Energy: a historic turning point in the European spot market!
On Tuesday, a historic milestone was reached: the shift from hourly intervals to 15-minute intervals.
- A change designed to better match the reality of production and consumption, and to integrate the intermittency of renewables.
- Economically, this new time step will generate a more precise price signal, encouraging players to adapt more efficiently.
From now on, prices will be set every 15 minutes:
– more pronounced variations
– shorter price spikes
– and potentially lower intraday volumes, especially at the first auction
But this change is not without risk: moving from 24 to 96 price blocks makes the work of exchanges and operators more complex, with IT systems needing to adapt to this increased flow.

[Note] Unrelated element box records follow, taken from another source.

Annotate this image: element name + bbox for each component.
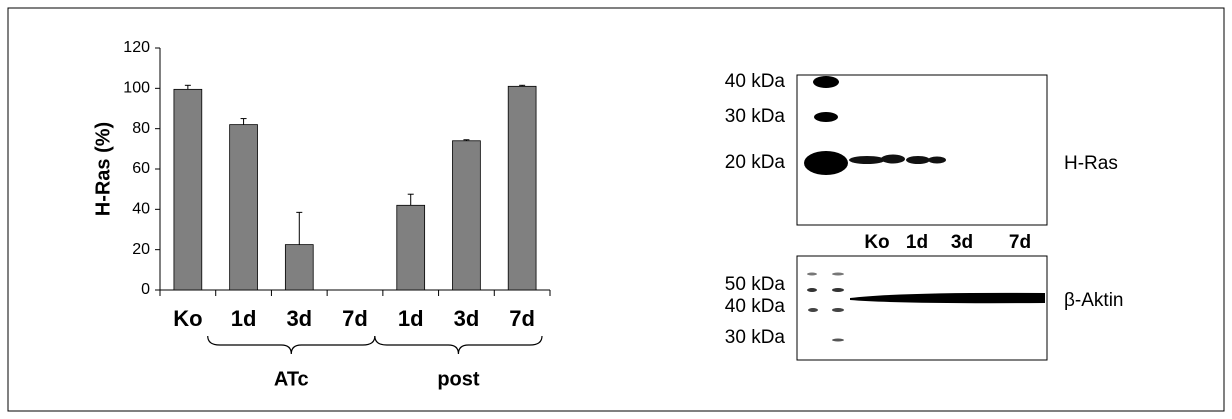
marker-label: 50 kDa: [725, 274, 786, 295]
lane-label: Ko: [864, 232, 889, 253]
ladder-band: [804, 151, 848, 175]
ladder-band: [832, 288, 844, 292]
y-tick-label: 120: [123, 39, 150, 56]
group-label: post: [437, 368, 480, 390]
ladder-band: [807, 288, 817, 292]
ladder-band: [832, 273, 844, 276]
blot-frame: [797, 256, 1047, 360]
y-tick-label: 80: [132, 120, 150, 137]
lane-label: 3d: [951, 232, 973, 253]
ladder-band: [808, 308, 818, 312]
bar: [397, 205, 425, 290]
x-tick-label: 7d: [509, 306, 535, 331]
y-tick-label: 20: [132, 241, 150, 258]
y-tick-label: 40: [132, 201, 150, 218]
band: [849, 156, 885, 164]
figure: H-Ras (%) 40 kDa 30 kDa 20 kDa H-Ras Ko …: [0, 0, 1232, 419]
y-tick-label: 60: [132, 160, 150, 177]
lane-label: 7d: [1009, 232, 1031, 253]
marker-label: 40 kDa: [725, 71, 786, 92]
marker-label: 40 kDa: [725, 296, 786, 317]
x-tick-label: 3d: [286, 306, 312, 331]
ladder-band: [832, 308, 844, 312]
y-tick-label: 100: [123, 80, 150, 97]
y-tick-label: 0: [141, 281, 150, 298]
bar: [230, 125, 258, 290]
marker-label: 20 kDa: [725, 152, 786, 173]
ladder-band: [813, 76, 839, 88]
group-label: ATc: [274, 368, 309, 390]
bar: [285, 245, 313, 290]
x-tick-label: Ko: [173, 306, 202, 331]
band: [881, 155, 905, 164]
x-tick-label: 1d: [231, 306, 257, 331]
blot-top: 40 kDa 30 kDa 20 kDa H-Ras Ko 1d 3d 7d: [725, 71, 1118, 253]
ladder-band: [807, 273, 817, 276]
bar: [508, 86, 536, 290]
group-braces: [208, 336, 542, 354]
blot-frame: [797, 75, 1047, 225]
blot-label: β-Aktin: [1064, 290, 1124, 311]
bar: [174, 89, 202, 290]
blot-bottom: 50 kDa 40 kDa 30 kDa β-Aktin: [725, 256, 1124, 360]
x-tick-label: 3d: [454, 306, 480, 331]
x-tick-label: 7d: [342, 306, 368, 331]
y-axis-label: H-Ras (%): [92, 122, 114, 216]
ladder-band: [814, 112, 838, 122]
marker-label: 30 kDa: [725, 327, 786, 348]
band: [928, 157, 946, 164]
brace: [375, 336, 542, 354]
brace: [208, 336, 375, 354]
lane-label: 1d: [906, 232, 928, 253]
blot-label: H-Ras: [1064, 153, 1118, 174]
bar: [453, 141, 481, 290]
ladder-band: [832, 339, 844, 342]
x-tick-label: 1d: [398, 306, 424, 331]
marker-label: 30 kDa: [725, 106, 786, 127]
band: [906, 156, 930, 164]
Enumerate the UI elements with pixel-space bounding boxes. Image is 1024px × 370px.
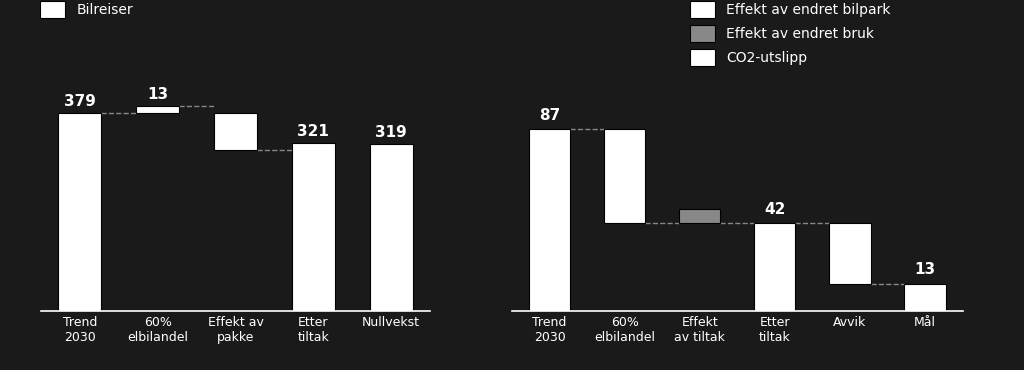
Text: 319: 319 bbox=[375, 125, 408, 140]
Bar bbox=[528, 130, 570, 311]
Bar bbox=[292, 144, 335, 311]
Text: 321: 321 bbox=[297, 124, 330, 139]
Bar bbox=[754, 223, 796, 311]
Bar bbox=[370, 144, 413, 311]
Text: 13: 13 bbox=[914, 262, 936, 278]
Bar bbox=[904, 284, 945, 311]
Bar bbox=[679, 209, 720, 223]
Text: -71: -71 bbox=[222, 117, 249, 132]
Text: 379: 379 bbox=[63, 94, 96, 109]
Bar bbox=[58, 113, 101, 311]
Text: 87: 87 bbox=[539, 108, 560, 123]
Bar bbox=[136, 107, 179, 113]
Bar bbox=[214, 113, 257, 150]
Text: 13: 13 bbox=[147, 87, 168, 102]
Legend: Bilreiser: Bilreiser bbox=[40, 1, 133, 18]
Bar bbox=[829, 223, 870, 284]
Legend: Effekt av endret bilpark, Effekt av endret bruk, CO2-utslipp: Effekt av endret bilpark, Effekt av endr… bbox=[690, 1, 891, 66]
Bar bbox=[604, 130, 645, 223]
Text: 42: 42 bbox=[764, 202, 785, 217]
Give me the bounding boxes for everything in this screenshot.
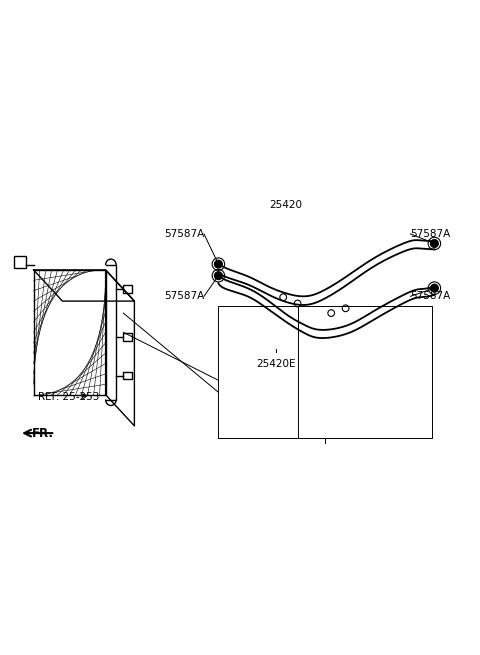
Bar	[123, 333, 132, 341]
Bar	[123, 371, 132, 379]
Text: 57587A: 57587A	[410, 229, 451, 239]
Text: 57587A: 57587A	[164, 291, 204, 301]
Text: FR.: FR.	[32, 426, 54, 440]
Text: 25420E: 25420E	[256, 359, 296, 369]
Circle shape	[431, 240, 438, 248]
Text: REF. 25-253: REF. 25-253	[38, 392, 100, 402]
Text: 57587A: 57587A	[164, 229, 204, 239]
Circle shape	[215, 260, 222, 268]
Circle shape	[215, 272, 222, 280]
Circle shape	[431, 284, 438, 292]
Text: 25420: 25420	[269, 200, 302, 210]
Bar	[123, 286, 132, 293]
Text: 57587A: 57587A	[410, 291, 451, 301]
Bar	[14, 255, 26, 267]
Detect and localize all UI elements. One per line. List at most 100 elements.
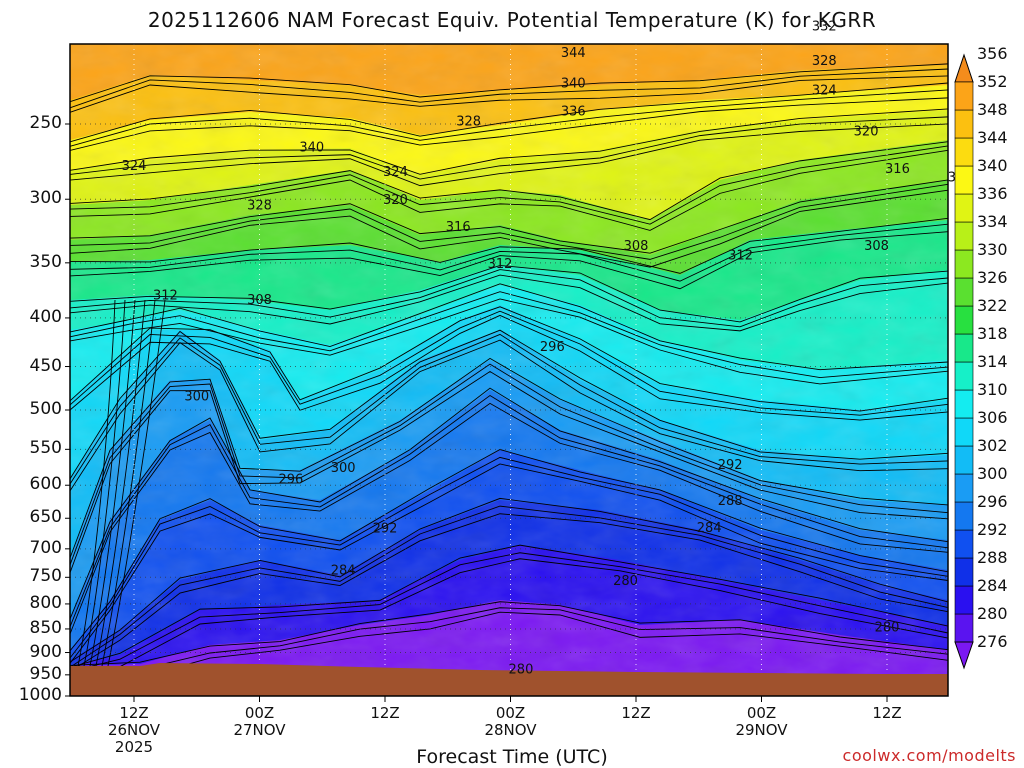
contour-line — [69, 306, 949, 412]
contour-label: 308 — [247, 293, 272, 308]
contour-line — [69, 108, 949, 175]
contour-label: 328 — [456, 115, 481, 130]
contour-line — [69, 145, 949, 225]
chart-title: 2025112606 NAM Forecast Equiv. Potential… — [147, 8, 877, 32]
contour-line — [69, 314, 949, 421]
x-tick-label: 00Z 28NOV — [471, 705, 551, 739]
contour-line — [69, 463, 949, 664]
colorbar-swatch — [954, 445, 974, 475]
colorbar-label: 302 — [977, 436, 1008, 455]
contour-line — [69, 183, 949, 260]
contour-line — [69, 283, 949, 371]
colorbar-top-arrow — [954, 53, 974, 83]
contour-line — [69, 611, 949, 678]
colorbar-label: 340 — [977, 156, 1008, 175]
colorbar-swatch — [954, 613, 974, 643]
contour-label: 296 — [540, 340, 565, 355]
y-tick-label: 1000 — [18, 685, 62, 705]
contour-line — [69, 116, 949, 180]
contour-label: 340 — [561, 76, 586, 91]
x-tick-label-line: 12Z — [872, 704, 902, 722]
colorbar-label: 344 — [977, 128, 1008, 147]
dotted-grid — [70, 44, 948, 696]
x-tick-label: 00Z 29NOV — [722, 705, 802, 739]
contour-label: 344 — [561, 46, 586, 61]
y-tick-label: 400 — [29, 306, 62, 327]
colorbar-swatch — [954, 81, 974, 111]
credit-link[interactable]: coolwx.com/modelts — [842, 746, 1016, 765]
contour-line — [77, 299, 116, 667]
contour-line — [69, 149, 949, 231]
contour-label: 284 — [697, 521, 722, 536]
colorbar-label: 348 — [977, 100, 1008, 119]
y-tick-label: 500 — [29, 399, 62, 419]
y-tick-label: 750 — [29, 566, 62, 587]
contour-line — [69, 357, 949, 559]
colorbar-label: 300 — [977, 464, 1008, 483]
ground-terrain — [70, 663, 948, 696]
field-texture — [70, 44, 948, 696]
contour-label: 328 — [247, 199, 272, 214]
contour-line — [69, 558, 949, 677]
contour-line — [69, 497, 949, 663]
contour-lines — [69, 63, 949, 678]
colorbar-label: 334 — [977, 212, 1008, 231]
contour-line — [69, 552, 949, 672]
contour-label: 320 — [383, 193, 408, 208]
y-tick-label: 250 — [29, 113, 62, 133]
contour-line — [69, 298, 949, 385]
colorbar-label: 292 — [977, 520, 1008, 539]
contour-label: 324 — [122, 159, 147, 174]
contour-line — [69, 607, 949, 671]
contour-line — [89, 299, 136, 667]
contour-line — [69, 513, 949, 672]
contour-label: 336 — [561, 105, 586, 120]
contour-line — [107, 299, 166, 667]
x-tick-label-line: 27NOV — [233, 721, 286, 739]
contour-label: 280 — [509, 662, 534, 677]
y-tick-label: 700 — [29, 537, 62, 558]
contour-line — [69, 223, 949, 282]
colorbar-swatch — [954, 193, 974, 223]
x-tick-label-line: 29NOV — [735, 721, 788, 739]
colorbar-swatch — [954, 221, 974, 251]
x-tick-label-line: 26NOV — [107, 721, 161, 739]
contour-line — [69, 189, 949, 268]
colorbar-label: 296 — [977, 492, 1008, 511]
colorbar-swatch — [954, 417, 974, 447]
colorbar-swatch — [954, 501, 974, 531]
contour-label: 328 — [812, 54, 837, 69]
contour-label: 300 — [331, 461, 356, 476]
contour-label: 312 — [488, 257, 513, 272]
contour-line — [69, 544, 949, 668]
colorbar-swatch — [954, 165, 974, 195]
colorbar-swatch — [954, 277, 974, 307]
contour-label: 284 — [331, 564, 356, 579]
contour-label: 320 — [854, 125, 879, 140]
colorbar-swatch — [954, 529, 974, 559]
contour-line — [83, 299, 126, 667]
x-tick-label-line: 28NOV — [484, 721, 537, 739]
x-axis-title: Forecast Time (UTC) — [416, 746, 608, 768]
y-tick-label: 550 — [29, 438, 62, 459]
contour-label: 288 — [718, 494, 743, 509]
contour-line — [69, 394, 949, 628]
colorbar-swatch — [954, 361, 974, 391]
colorbar-label: 310 — [977, 380, 1008, 399]
colorbar-label: 284 — [977, 576, 1008, 595]
y-tick-label: 300 — [29, 188, 62, 209]
colorbar-label: 276 — [977, 632, 1008, 651]
x-tick-label-line: 12Z — [119, 704, 149, 722]
contour-label: 308 — [624, 239, 649, 254]
contour-line — [69, 89, 949, 147]
contour-label: 308 — [864, 239, 889, 254]
y-tick-label: 800 — [29, 592, 62, 613]
contour-line — [69, 264, 949, 323]
plot-frame — [69, 43, 949, 697]
contour-label: 292 — [718, 458, 743, 473]
y-tick-label: 950 — [29, 663, 62, 684]
colorbar-label: 314 — [977, 352, 1008, 371]
contour-line — [69, 97, 949, 151]
contour-line — [69, 274, 949, 332]
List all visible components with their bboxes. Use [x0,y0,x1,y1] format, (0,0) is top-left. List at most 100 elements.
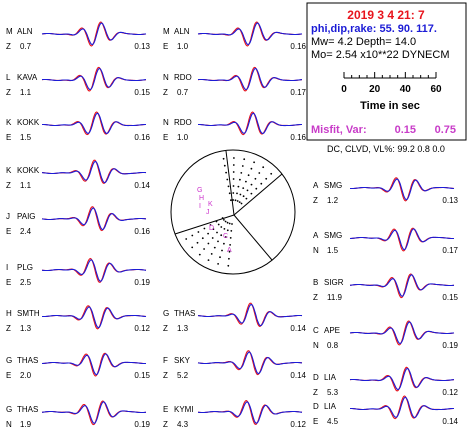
nodal-plane [174,214,235,235]
compression-dot [234,199,237,202]
trace-panel: E KYMI Z 4.3 0.12 [163,400,307,427]
trace-component: D [313,373,319,382]
synthetic-waveform [41,401,146,424]
trace-amplitude: 5.2 [177,371,189,380]
compression-dot [229,244,232,246]
trace-panel: I PLG E 2.5 0.19 [6,257,151,287]
synthetic-waveform [349,228,454,251]
trace-amplitude: 1.2 [327,196,339,205]
trace-amplitude: 11.9 [327,293,343,302]
trace-scale: 0.15 [442,293,458,302]
trace-scale: 0.16 [290,42,306,51]
trace-scale: 0.17 [290,88,306,97]
compression-dot [233,157,235,159]
trace-panel: B SIGR Z 11.9 0.15 [313,273,459,302]
synthetic-waveform [197,351,303,375]
trace-component: G [6,405,12,414]
synthetic-waveform [197,304,303,327]
misfit-label: Misfit, Var: [311,124,367,136]
trace-panel: M ALN Z 0.7 0.13 [6,21,151,51]
compression-dot [185,238,188,240]
trace-amplitude: 1.9 [20,420,32,427]
trace-scale: 0.14 [442,417,458,426]
compression-dot [240,202,243,205]
compression-dot [203,248,206,250]
synthetic-waveform [197,67,303,91]
station-mark: A [227,247,232,254]
trace-component: F [163,356,168,365]
trace-station: KOKK [17,118,40,127]
compression-dot [213,246,216,249]
synthetic-waveform [41,67,147,91]
trace-component: N [163,118,169,127]
compression-dot [212,228,215,231]
compression-dot [191,246,194,249]
trace-scale: 0.17 [442,246,458,255]
trace-scale: 0.15 [134,371,150,380]
trace-component: A [313,181,319,190]
trace-amplitude: 0.7 [177,88,189,97]
observed-waveform [350,395,454,420]
compression-dot [236,200,239,202]
observed-waveform [41,66,147,92]
synthetic-waveform [41,22,147,46]
compression-dot [270,172,273,175]
compression-dot [191,234,194,237]
station-mark: H [199,195,204,202]
compression-dot [203,227,206,230]
synthetic-waveform [198,401,303,424]
misfit-value: 0.15 [395,124,416,136]
compression-dot [255,187,258,190]
compression-dot [232,164,235,166]
synthetic-waveform [350,178,455,201]
variance-value: 0.75 [435,124,456,136]
trace-panel: D LIA E 4.5 0.14 [313,395,459,426]
compression-dot [231,223,233,225]
station-mark: J [206,209,210,216]
trace-station: THAS [17,356,38,365]
compression-dot [219,256,221,259]
compression-dot [207,242,210,245]
trace-scale: 0.12 [134,324,150,333]
station-mark: D [209,225,214,232]
trace-panel: A SMG N 1.5 0.17 [313,227,459,255]
trace-scale: 0.19 [134,278,150,287]
time-scale-axis: 0 20 40 60 Time in sec [341,72,442,112]
compression-dot [239,178,241,181]
compression-dot [223,219,225,221]
synthetic-waveform [349,274,454,297]
compression-dot [201,237,204,240]
dc-clvd-vl-percent: DC, CLVD, VL%: 99.2 0.8 0.0 [327,144,445,154]
trace-station: RDO [174,73,192,82]
compression-dot [239,193,242,196]
trace-amplitude: 5.3 [327,388,339,397]
compression-dot [262,166,265,169]
fault-parameters: phi,dip,rake: 55. 90. 117. [311,23,437,35]
compression-dot [232,171,235,173]
trace-scale: 0.16 [134,227,150,236]
station-mark: G [197,187,202,194]
compression-dot [245,197,248,200]
observed-waveform [41,257,147,283]
observed-waveform [197,66,302,92]
compression-dot [254,177,257,180]
trace-channel: Z [313,196,318,205]
compression-dot [207,232,210,235]
synthetic-waveform [198,112,302,134]
trace-station: KAVA [17,73,38,82]
trace-component: L [6,73,11,82]
trace-panel: N RDO E 1.0 0.16 [163,111,307,142]
compression-dot [243,158,246,161]
compression-dot [250,167,253,170]
observed-waveform [197,400,303,425]
compression-dot [221,249,223,252]
time-tick-0: 0 [341,84,347,95]
trace-panel: L KAVA Z 1.1 0.15 [6,66,151,97]
trace-channel: Z [163,420,168,427]
trace-panel: H SMTH Z 1.3 0.12 [6,305,151,333]
trace-panel: F SKY Z 5.2 0.14 [163,350,307,380]
compression-dots [185,157,273,267]
trace-scale: 0.12 [290,420,306,427]
synthetic-waveform [349,321,455,345]
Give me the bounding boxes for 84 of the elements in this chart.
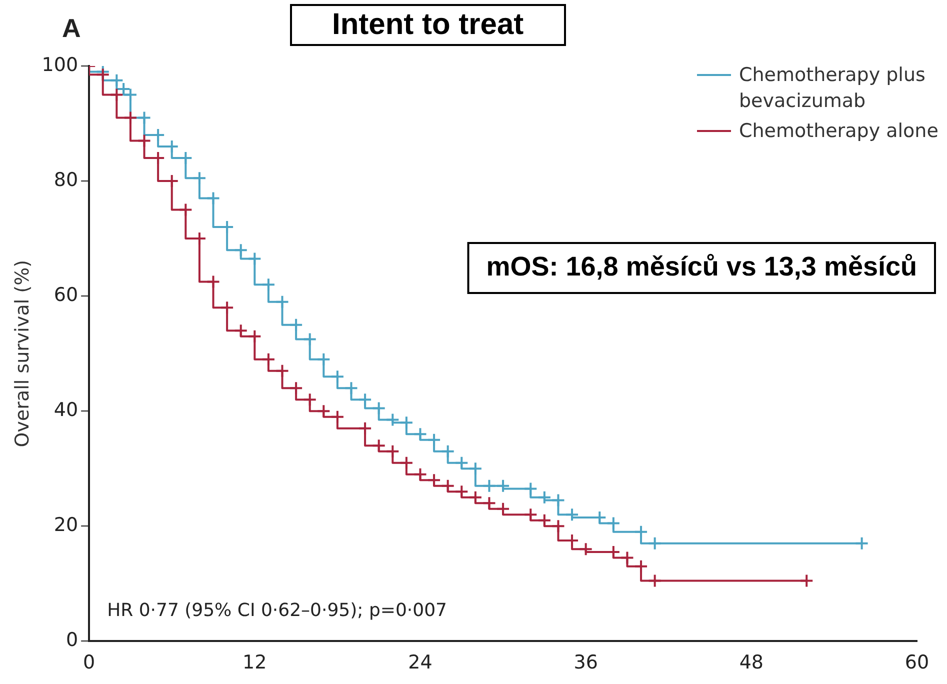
point: [496, 502, 510, 516]
point: [206, 191, 220, 206]
annotation: mOS: 16,8 měsíců vs 13,3 měsíců: [486, 251, 917, 282]
legend-label: Chemotherapy plus bevacizumab: [739, 63, 926, 114]
x-tick-label: 12: [242, 652, 267, 674]
point: [330, 410, 344, 424]
point: [261, 278, 276, 292]
point: [440, 478, 455, 493]
point: [386, 444, 400, 458]
point: [524, 508, 538, 522]
point: [427, 473, 442, 488]
point: [289, 318, 304, 332]
point: [386, 412, 400, 427]
point: [123, 110, 138, 125]
point: [440, 444, 455, 458]
point: [316, 352, 331, 366]
point: [468, 462, 482, 476]
point: [496, 478, 510, 493]
point: [634, 524, 648, 539]
point: [220, 300, 234, 315]
x-tick-label: 0: [83, 652, 96, 674]
point: [358, 392, 372, 407]
point: [275, 364, 290, 378]
point: [551, 519, 566, 534]
point: [578, 542, 593, 556]
point: [854, 536, 869, 550]
x-tick-label: 60: [904, 652, 930, 674]
point: [551, 493, 566, 508]
point: [606, 516, 620, 530]
point: [344, 381, 358, 396]
y-tick-label: 0: [66, 629, 78, 652]
x-tick-label: 24: [408, 652, 432, 674]
point: [372, 401, 386, 416]
point: [800, 574, 814, 588]
point: [234, 243, 248, 258]
y-axis-title: Overall survival (%): [11, 260, 34, 448]
annotation: HR 0·77 (95% CI 0·62–0·95); p=0·007: [107, 600, 447, 621]
point: [302, 332, 317, 346]
point: [330, 370, 344, 384]
point: [482, 496, 496, 510]
point: [110, 88, 124, 102]
point: [427, 432, 442, 447]
y-tick-label: 60: [54, 284, 78, 306]
point: [537, 490, 552, 504]
x-tick-label: 36: [574, 652, 598, 674]
point: [634, 559, 648, 574]
chart-title: Intent to treat: [290, 4, 566, 46]
point: [399, 416, 414, 430]
point: [248, 329, 262, 344]
y-tick-label: 100: [42, 54, 78, 76]
y-tick-label: 80: [54, 168, 78, 191]
point: [316, 404, 331, 418]
point: [482, 478, 496, 493]
point: [468, 490, 482, 504]
point: [178, 202, 193, 217]
point: [248, 252, 262, 266]
text: A: [62, 13, 81, 44]
y-tick-label: 40: [54, 399, 78, 422]
point: [399, 456, 414, 470]
y-tick-label: 20: [54, 514, 78, 536]
legend-label: Chemotherapy alone: [739, 119, 939, 144]
point: [648, 536, 662, 550]
point: [358, 421, 372, 436]
point: [192, 171, 206, 186]
point: [413, 427, 428, 442]
point: [261, 352, 276, 366]
point: [302, 392, 317, 407]
point: [648, 574, 662, 588]
point: [289, 381, 304, 396]
point: [537, 513, 552, 528]
point: [454, 484, 469, 499]
point: [234, 324, 248, 338]
point: [96, 68, 110, 82]
point: [372, 438, 386, 453]
point: [565, 508, 580, 522]
point: [454, 456, 469, 470]
point: [206, 274, 220, 289]
point: [524, 482, 538, 496]
x-tick-label: 48: [739, 652, 764, 674]
point: [620, 550, 634, 565]
point: [275, 294, 290, 309]
point: [137, 134, 152, 148]
point: [413, 467, 428, 482]
point: [137, 110, 152, 125]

Moreover, this breakdown could fragment liquidity: fewer participants per quarter-hour means lower volumes per block.
Since yesterday, volatility has increased significantly, but for experts, this is a temporary effect: the market should gradually adapt.
For example, on Tuesday, October 1 at 7 p.m., SPOT prices in Germany reached €408/MWh before dropping to €253/MWh 45 minutes later.
This represents a major change that the market and participants must absorb.
The coupling manager also points out that this new time step generated a massive influx of orders as early as Tuesday, showing the scale of this change for participants.
A decisive step toward greater flexibility… and a real test for the integration of renewables in Europe.